Выпуск передачи "Наблюдатель" от 6.11.2013
Передача была посвящена 90-летию со дня рождения замечательного сценариста Анатолия Гребнева (1923-2002). Но в данном случае меня интересует не Гребнев. В передаче этой есть один поразительный момент. Точнее, этот момент вполне обычен для ментальности порядочных людей сегодняшней России, но тут он проявился очень выпукло и четко.

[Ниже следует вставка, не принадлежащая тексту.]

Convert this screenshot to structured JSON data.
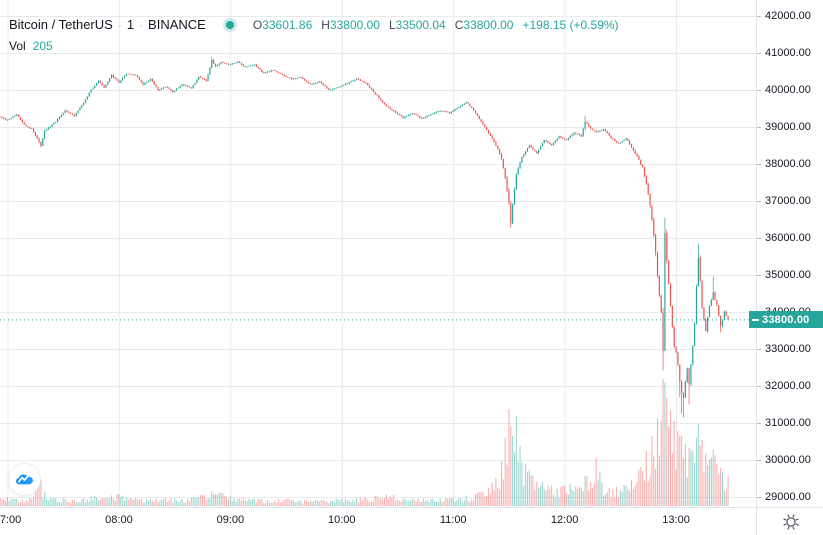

Максимов долго пристает к ФМГ с вопросом: «Хуже сейчас обстоят дела со сценарным творчеством и вообще с кино или нет?» Он именно не спрашивает это, а пристает, и я понимаю, почему. Максимов всегда строит свои передачи на мелодраматизации: если речь идет о некоем выдающемся деятеле советской эпохи, ему надо обязательно показать, что того гнобили, что он был обделен признанием, что ему завидовали. Причем если взят деятель Х, то Максимов будет намекать, что ему завидовал, хоть и был притом куда более успешен, конформист Y; если же взят Y, то Максимов будет с такой же настырностью намекать, что завидовал и был более успешен конформист Х. То есть непременно должны быть святой и злодей. В базаре о недавнем прошлом России таким тотальным злодеем у Максимова всегда является советская власть как таковая, причем он, немолодой совсем человек, строит из себя ребенка и удивляется, когда из разговора тех, кого он интервьюирует, как-то вдруг явствует, что советская власть не была такой уж огульно черной. Например, в этой передаче Гельман рассказал, как однажды (видимо, в 70-е годы) они с Гребневым дали по десятке охраннику дачи Сталина в Матвеевском, долго ходили по этой даче и толковали о феномене культа личности и вообще о политике. Максимов изумлен: «Вы могли там так спокойно ходить и говорить об этом?» А то он думал, что их за это должны были немедленно расстрелять! Максимов как бы строит свои передачи в расчете на американцев, которые любые кошмары готовы допустить в отношении «империи зла»; или на пенсионеров с Брайтона, которые всю жизнь хаяли совок на кухнях и в курилках, но все равно им приятно представить (это делает их очень смелыми в собственных глазах), что за такой треп можно было загреметь в «гулаг»; или на молодых русских людей, которые ничего не понимают про СССР. Но не подумайте, чего доброго, будто Максимов на деле ненавидит совок: говорю же вам, ему просто надо добиться мелодраматического эффекта. Когда обсуждают современную Россию, он, ради того же эффекта, уже гнет, наоборот, к тому, что при СССР и люди были более моральными, и культура процветала, ибо не зависела от власти денег, и трава была зеленей, и небо голубей.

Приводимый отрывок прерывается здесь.